9.10.19

MI CREDO / LILIANA HEKER



1)    Las ganas de escribir vienen escribiendo. Es inútil esperar el instante perfecto, aquel en que todos los problemas del mundo exterior han desaparecido y solo existe el deseo compulsivo de sentarse y escribir: ese instante de perfección es altamente improbable. En general, una se sienta a escribir venciendo cierta resistencia –salir del estado de ocio no es natural-, una oficia ciertos ritos dilatorios y por fin, con cierta cautela, escribe. Y en algún momento descubre que está sumergida hasta los pelos, que los problemas del mundo exterior han desaparecido, que no existe otra cosa que el deseo compulsivo de escribir.

2)    La primera versión de un texto es solo un mal necesario. Suele estar bien lejos de aquello completo e intenso que una difusamente ha concebido. Corregir no es otra cosa que ir encontrando a Moisés dentro del bloque de mármol.

3)    En literatura no existen sinónimos ni equivalencias: no es lo mismo un rostro que una cara, que una jeta. “Dijo que estaba harto” no equivale a “- Estoy harto –dijo”. Aferrarse a una frase o una palabra simplemente porque “ha salido así del alma”, es por lo menos un riesgo: el alma, a veces, dicta obviedades.
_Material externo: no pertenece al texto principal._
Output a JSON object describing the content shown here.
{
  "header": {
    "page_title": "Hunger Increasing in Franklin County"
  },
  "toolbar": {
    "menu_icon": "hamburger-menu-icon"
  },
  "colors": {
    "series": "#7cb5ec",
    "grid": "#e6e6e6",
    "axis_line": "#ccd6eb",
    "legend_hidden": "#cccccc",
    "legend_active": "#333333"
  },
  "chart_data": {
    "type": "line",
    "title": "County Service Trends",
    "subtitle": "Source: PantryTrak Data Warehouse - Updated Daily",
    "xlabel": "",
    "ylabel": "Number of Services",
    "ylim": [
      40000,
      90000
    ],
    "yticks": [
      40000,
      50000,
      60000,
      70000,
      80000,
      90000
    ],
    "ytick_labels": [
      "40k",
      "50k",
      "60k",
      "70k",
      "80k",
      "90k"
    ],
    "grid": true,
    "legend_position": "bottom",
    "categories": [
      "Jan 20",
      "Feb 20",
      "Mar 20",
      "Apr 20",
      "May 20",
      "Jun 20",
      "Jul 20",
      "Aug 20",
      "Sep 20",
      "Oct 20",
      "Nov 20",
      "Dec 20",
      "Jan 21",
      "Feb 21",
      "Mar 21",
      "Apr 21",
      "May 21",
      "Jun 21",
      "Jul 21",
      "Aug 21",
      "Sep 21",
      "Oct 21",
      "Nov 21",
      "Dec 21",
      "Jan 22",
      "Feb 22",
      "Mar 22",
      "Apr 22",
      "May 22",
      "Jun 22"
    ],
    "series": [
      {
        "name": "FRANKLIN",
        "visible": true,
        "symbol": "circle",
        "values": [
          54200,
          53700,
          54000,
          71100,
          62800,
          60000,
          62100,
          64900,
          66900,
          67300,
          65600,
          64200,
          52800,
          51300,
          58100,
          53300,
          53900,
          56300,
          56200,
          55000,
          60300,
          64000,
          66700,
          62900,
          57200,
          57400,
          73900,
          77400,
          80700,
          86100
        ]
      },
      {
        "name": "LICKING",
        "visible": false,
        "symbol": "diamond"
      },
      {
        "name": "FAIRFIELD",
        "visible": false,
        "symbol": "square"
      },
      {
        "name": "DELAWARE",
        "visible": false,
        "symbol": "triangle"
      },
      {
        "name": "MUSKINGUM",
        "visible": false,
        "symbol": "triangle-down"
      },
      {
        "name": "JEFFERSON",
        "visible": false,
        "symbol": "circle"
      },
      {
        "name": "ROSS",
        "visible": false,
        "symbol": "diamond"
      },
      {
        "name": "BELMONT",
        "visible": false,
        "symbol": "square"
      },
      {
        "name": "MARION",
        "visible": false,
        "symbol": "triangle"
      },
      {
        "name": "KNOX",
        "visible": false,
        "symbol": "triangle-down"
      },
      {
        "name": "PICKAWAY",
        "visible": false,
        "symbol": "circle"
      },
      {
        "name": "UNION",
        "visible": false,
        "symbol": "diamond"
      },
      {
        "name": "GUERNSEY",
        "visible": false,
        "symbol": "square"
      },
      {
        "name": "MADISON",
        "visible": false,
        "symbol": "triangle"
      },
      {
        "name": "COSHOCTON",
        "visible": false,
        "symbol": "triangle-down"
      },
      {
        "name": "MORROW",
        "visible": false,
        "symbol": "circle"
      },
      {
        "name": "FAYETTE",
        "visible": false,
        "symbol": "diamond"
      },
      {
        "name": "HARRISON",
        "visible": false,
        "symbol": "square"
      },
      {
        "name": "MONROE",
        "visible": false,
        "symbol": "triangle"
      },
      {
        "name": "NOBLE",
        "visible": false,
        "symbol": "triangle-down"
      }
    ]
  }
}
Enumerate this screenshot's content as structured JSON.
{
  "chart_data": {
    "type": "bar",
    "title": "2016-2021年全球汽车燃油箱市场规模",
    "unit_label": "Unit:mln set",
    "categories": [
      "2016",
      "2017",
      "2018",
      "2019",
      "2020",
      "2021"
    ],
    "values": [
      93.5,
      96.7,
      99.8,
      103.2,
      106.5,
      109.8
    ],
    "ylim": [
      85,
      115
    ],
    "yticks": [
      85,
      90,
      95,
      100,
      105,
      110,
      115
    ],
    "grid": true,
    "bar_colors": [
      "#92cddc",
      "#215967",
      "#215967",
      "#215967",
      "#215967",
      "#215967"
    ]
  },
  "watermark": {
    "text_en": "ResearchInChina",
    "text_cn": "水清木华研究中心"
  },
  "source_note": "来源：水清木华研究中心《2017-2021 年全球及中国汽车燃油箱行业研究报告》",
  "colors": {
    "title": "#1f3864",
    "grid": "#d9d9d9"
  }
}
En Filosofía de la composición, Poe cuenta que, durante la escritura de su poema El cuervo, decidió que necesitaba un animal parlante para que repitiera el leimotiv al final de cada estrofa. Y naturalmente el primer animal que se le cruzó fue el loro. A veces conviene sacrificar al loro.

4)    Ni la espontaneidad ni la velocidad son valores en literatura. Tantear, tachar, descubrir nuevas posibilidades, equivocarse tantas veces como haga falta, ir acercándose paso a paso al texto buscado: ese es el verdadero acto creador. Lo otro es como estornudar.

5)    Cuando se escribe, no hay que tenerles miedo a los sentimientos, pero tampoco hay que tenerle miedo a la lucidez. Una tiene tan pocas cualidades que no veo razón para que se despoje de alguna de ellas para hacer literatura.

6)    La realidad proporciona buenas situaciones pero no construye obras artísticas. Distorsionar un hecho, tajearlo, cambiarle o anularle alguna pieza son atribuciones que un autor de ficciones puede tomarse sin ninguna culpa. No es el acontecimiento real al que debe serle fiel sino a la luz secreta que él descubrió en ese acontecimiento y que lo tentó a escribir.

7)    No hay que empezar un cuento si no se sabe cómo va a terminar. Puede encontrarse una en el trance de ir de acá para allá, sin ton ni son, esperando que el final le caiga del cielo. Los buenos finales no suelen tener origen celestial: aunque no se lo note, vienen mandados desde la primera frase.

8)    Una novela requiere una escritura y una estructura rigurosas como las de un cuento. Si tiene páginas grises, esos grises deben estar tan cargados de tensión como lo están en el Guernica, de Picasso. Si no, son meramente un plomo.

9)    La inspiración no existe; en eso se parece a las brujas. Entonces, cuando las palabras parecen cantarle a una en la oreja, y una siente que todo lo que está escribiendo tiene la música justa, el ritmo exacto, la tensión precisa, podrá llamar a ese estado de privilegio como más le guste, pero lo mejor es que suelte el freno y deje rodar la locura. Es hermoso, solo que no hay que creer que es el único estado en que se hace literatura. Porque se corre el riesgo de no escribir más que una página en toda la vida.

10)  Hay que nutrirse de los credos y hay que aprender a dudar de ellos. No existen reglas universales para el oficio de escribir. Es uno mismo quien a la larga, con verdades y mentiras propias y ajenas, va estableciendo sus propios ritos, va permitiéndose sus propias manías, va construyendo su propio credo.